The application of nicotinamide adenine dinucleotide (NAD)(H)-dependent enzymes in continuous flow reactors poses significant challenges due to the high cost of NAD(H) and its inevitable loss during reactor operation. To overcome these limitations, a novel platform comprising Cry3Aa-enzyme fusion particles modified with polyethylenimine (PEI) is developed and its application for two catalytic processes is demonstrated.
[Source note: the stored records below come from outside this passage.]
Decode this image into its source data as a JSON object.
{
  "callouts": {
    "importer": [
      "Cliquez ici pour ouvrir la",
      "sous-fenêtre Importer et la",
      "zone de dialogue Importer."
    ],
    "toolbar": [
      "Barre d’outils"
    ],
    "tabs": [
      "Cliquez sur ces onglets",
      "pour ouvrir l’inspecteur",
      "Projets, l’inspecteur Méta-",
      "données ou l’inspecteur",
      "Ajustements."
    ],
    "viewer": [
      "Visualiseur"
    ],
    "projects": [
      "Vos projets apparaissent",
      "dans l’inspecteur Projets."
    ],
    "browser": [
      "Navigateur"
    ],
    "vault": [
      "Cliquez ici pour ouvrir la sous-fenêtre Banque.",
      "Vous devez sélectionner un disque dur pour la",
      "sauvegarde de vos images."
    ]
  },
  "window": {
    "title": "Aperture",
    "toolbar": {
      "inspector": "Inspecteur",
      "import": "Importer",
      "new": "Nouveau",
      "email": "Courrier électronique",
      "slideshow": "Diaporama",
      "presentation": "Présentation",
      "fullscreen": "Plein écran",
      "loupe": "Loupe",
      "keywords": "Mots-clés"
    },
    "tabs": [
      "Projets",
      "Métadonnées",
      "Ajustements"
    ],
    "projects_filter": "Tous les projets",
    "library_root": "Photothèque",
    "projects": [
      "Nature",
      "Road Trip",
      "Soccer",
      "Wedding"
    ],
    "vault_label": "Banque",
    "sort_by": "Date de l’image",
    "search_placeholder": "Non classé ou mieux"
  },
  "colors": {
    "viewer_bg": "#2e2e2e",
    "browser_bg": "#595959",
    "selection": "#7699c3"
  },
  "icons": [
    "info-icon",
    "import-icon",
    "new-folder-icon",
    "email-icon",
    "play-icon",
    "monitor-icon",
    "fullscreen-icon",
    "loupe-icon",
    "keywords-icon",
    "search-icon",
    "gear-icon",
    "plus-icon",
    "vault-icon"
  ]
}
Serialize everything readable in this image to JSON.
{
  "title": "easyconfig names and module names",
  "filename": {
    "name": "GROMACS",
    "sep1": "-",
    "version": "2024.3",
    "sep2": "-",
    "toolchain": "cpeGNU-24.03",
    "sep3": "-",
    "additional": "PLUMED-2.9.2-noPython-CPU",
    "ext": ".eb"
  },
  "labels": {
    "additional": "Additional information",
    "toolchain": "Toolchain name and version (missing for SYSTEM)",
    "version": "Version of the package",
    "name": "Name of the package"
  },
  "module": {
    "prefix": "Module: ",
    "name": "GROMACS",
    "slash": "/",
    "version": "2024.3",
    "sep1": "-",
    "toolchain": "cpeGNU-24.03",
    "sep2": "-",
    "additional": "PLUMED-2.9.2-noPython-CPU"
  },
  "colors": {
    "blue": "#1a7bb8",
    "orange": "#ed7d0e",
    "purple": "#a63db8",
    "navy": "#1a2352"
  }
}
In the first system, two NAD(H)-dependent enzymes, formate dehydrogenase (FDH), and leucine dehydrogenase (LDH) are genetically co-immobilized within Cry3Aa particles and then modified with PEI to facilitate NADH co-immobilization. To adapt the system for continuous flow reactors, PEI-modified particles are entrapped within agarose beads, loaded with NADH, and then used to catalyze L-tert leucine production under continuous flow conditions for 30 days. This configuration achieved LDH and NADH turnover numbers of 22,196 and 7,202, respectively, and a space-time yield (STY) of 0.0262 g L^-1 h^-1. This platform is then validated for another NAD(H)-dependent multienzyme system comprised of FDH and alcohol dehydrogenase (ADH) and used for the continuous conversion of ethyl acetoacetate to ethyl-(R)-3-hydroxybutyrate. ADH and NADH turnover numbers of 15,074 and 3,256 are obtained after 30 days with a STY of 0.02 g L^-1 h^-1. These examples illustrate significant potential of this technology for facilitating NADH-dependent enzyme-mediated biocatalysis in continuous flow reactors.